Because of all this, it has been difficult for Reddick to apply his usual oval-racing skills to Phoenix. In that 2024 championship race, he ended up leading zero laps, and he had the fastest lap in the field just 2.2% of the time, his third-smallest share at any oval that season. While he spent every lap running in the top 15, Reddick was ultimately not much of a threat to win the title, finishing a distant fourth among Champ 4 drivers in the season finale.
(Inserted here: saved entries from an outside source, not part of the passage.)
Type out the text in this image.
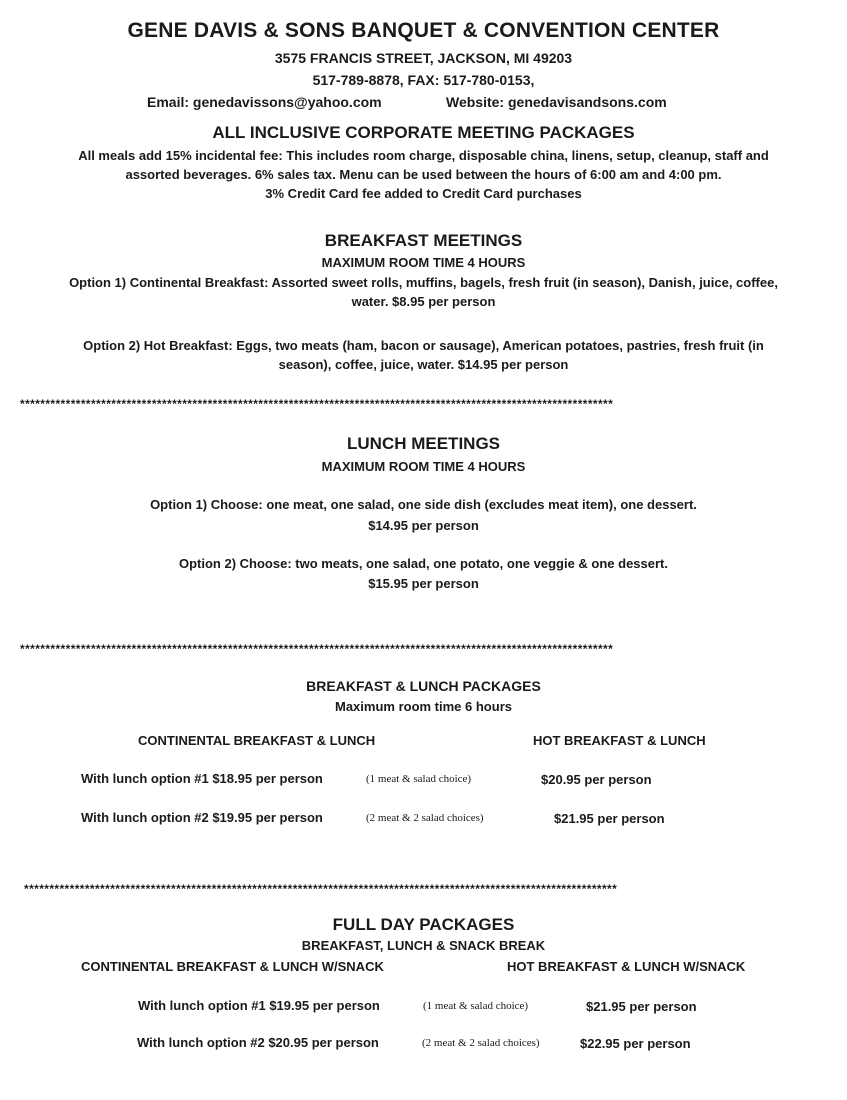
GENE DAVIS & SONS BANQUET & CONVENTION CENTER
3575 FRANCIS STREET, JACKSON, MI 49203
517-789-8878, FAX: 517-780-0153,
Email: genedavissons@yahoo.com	Website: genedavisandsons.com
ALL INCLUSIVE CORPORATE MEETING PACKAGES
All meals add 15% incidental fee: This includes room charge, disposable china, linens, setup, cleanup, staff and
assorted beverages. 6% sales tax. Menu can be used between the hours of 6:00 am and 4:00 pm.
3% Credit Card fee added to Credit Card purchases
BREAKFAST MEETINGS
MAXIMUM ROOM TIME 4 HOURS
Option 1) Continental Breakfast: Assorted sweet rolls, muffins, bagels, fresh fruit (in season), Danish, juice, coffee,
water. $8.95 per person
Option 2) Hot Breakfast: Eggs, two meats (ham, bacon or sausage), American potatoes, pastries, fresh fruit (in
season), coffee, juice, water. $14.95 per person
*********************************************************************************************************************
LUNCH MEETINGS
MAXIMUM ROOM TIME 4 HOURS
Option 1) Choose: one meat, one salad, one side dish (excludes meat item), one dessert.
$14.95 per person
Option 2) Choose: two meats, one salad, one potato, one veggie & one dessert.
$15.95 per person
*********************************************************************************************************************
BREAKFAST & LUNCH PACKAGES
Maximum room time 6 hours
CONTINENTAL BREAKFAST & LUNCH	HOT BREAKFAST & LUNCH
With lunch option #1 $18.95 per person	(1 meat & salad choice)	$20.95 per person
With lunch option #2 $19.95 per person	(2 meat & 2 salad choices)	$21.95 per person
*********************************************************************************************************************
FULL DAY PACKAGES
BREAKFAST, LUNCH & SNACK BREAK
CONTINENTAL BREAKFAST & LUNCH W/SNACK	HOT BREAKFAST & LUNCH W/SNACK
With lunch option #1 $19.95 per person	(1 meat & salad choice)	$21.95 per person
With lunch option #2 $20.95 per person	(2 meat & 2 salad choices)	$22.95 per person
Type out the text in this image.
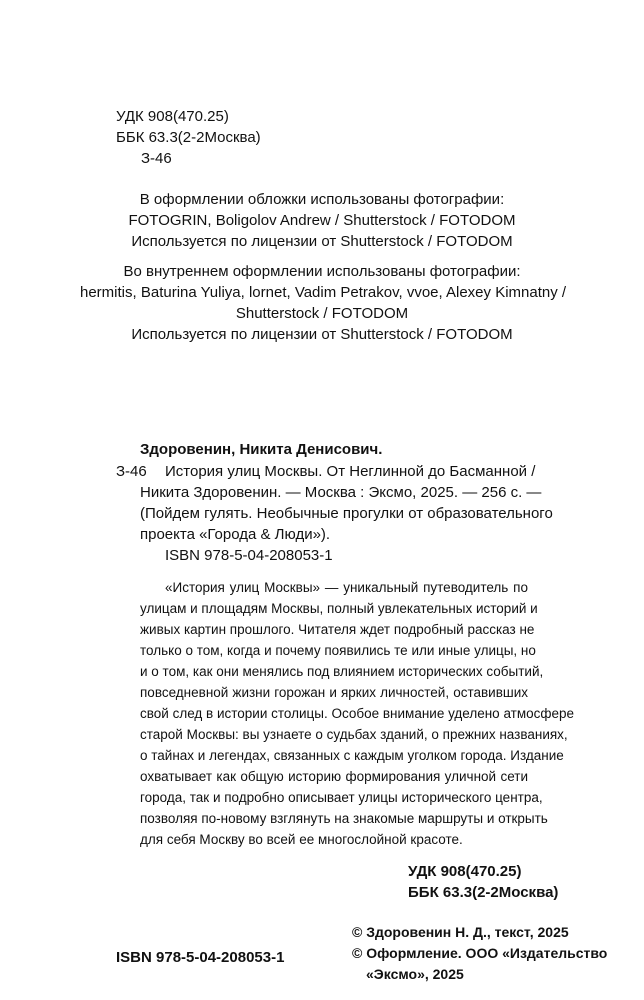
УДК 908(470.25)
ББК 63.3(2-2Москва)
З-46
В оформлении обложки использованы фотографии:
FOTOGRIN, Boligolov Andrew / Shutterstock / FOTODOM
Используется по лицензии от Shutterstock / FOTODOM
Во внутреннем оформлении использованы фотографии:
hermitis, Baturina Yuliya, lornet, Vadim Petrakov, vvoe, Alexey Kimnatny /
Shutterstock / FOTODOM
Используется по лицензии от Shutterstock / FOTODOM
Здоровенин, Никита Денисович.
З-46 История улиц Москвы. От Неглинной до Басманной /
Никита Здоровенин. — Москва : Эксмо, 2025. — 256 с. —
(Пойдем гулять. Необычные прогулки от образовательного
проекта «Города & Люди»).
ISBN 978-5-04-208053-1
«История улиц Москвы» — уникальный путеводитель по
улицам и площадям Москвы, полный увлекательных историй и
живых картин прошлого. Читателя ждет подробный рассказ не
только о том, когда и почему появились те или иные улицы, но
и о том, как они менялись под влиянием исторических событий,
повседневной жизни горожан и ярких личностей, оставивших
свой след в истории столицы. Особое внимание уделено атмосфере
старой Москвы: вы узнаете о судьбах зданий, о прежних названиях,
о тайнах и легендах, связанных с каждым уголком города. Издание
охватывает как общую историю формирования уличной сети
города, так и подробно описывает улицы исторического центра,
позволяя по-новому взглянуть на знакомые маршруты и открыть
для себя Москву во всей ее многослойной красоте.
УДК 908(470.25)
ББК 63.3(2-2Москва)
ISBN 978-5-04-208053-1
© Здоровенин Н. Д., текст, 2025
© Оформление. ООО «Издательство
«Эксмо», 2025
That disappointment has been a recurring theme in the desert. Among all ovals Reddick has raced at in the Cup Series, Phoenix ranks ninth-worst by average Driver Rating, fourth-worst by average Adjusted Points+ index and tied for third-worst – ahead of only Michigan and Fontana – by average finish:

Even at Michigan – a much longer, faster and more horsepower-driven track compared to Phoenix – Reddick has a win, scored in August 2024, though that was his only top 10 ever at the venue. In 12 starts at Phoenix, Reddick has a pair of third-place finishes – none more recent than three years ago, early in his 23XI Racing tenure – and a pair of top 10s (10th in the spring, sixth in the fall) in 2024. The rest of his starts here have seen him place 19th or worse, including 20th in the spring a year ago and 26th in the 2025 season finale.
Given that track record, it’s not going to be easy for Reddick to extend his historic season-opening win streak to four in a row this weekend. But if he does, he would become the first driver to win four straight at any point on the schedule since Jimmie Johnson in his 2007 championship season, in addition to joining Christopher Bell last year (plus David Pearson and Mark Martin) as the fourth modern-era driver to win consecutive races at three different track types – in this case, a superspeedway, a road course and an oval. Heck, he would also be able to say he gave Michael Jordan the first “four-peat” of his sporting career.
And why not? In a season that has already defied belief several times over, the next epic trial waits in the Arizona desert. And if Reddick can finally conquer Phoenix, his story only grows taller.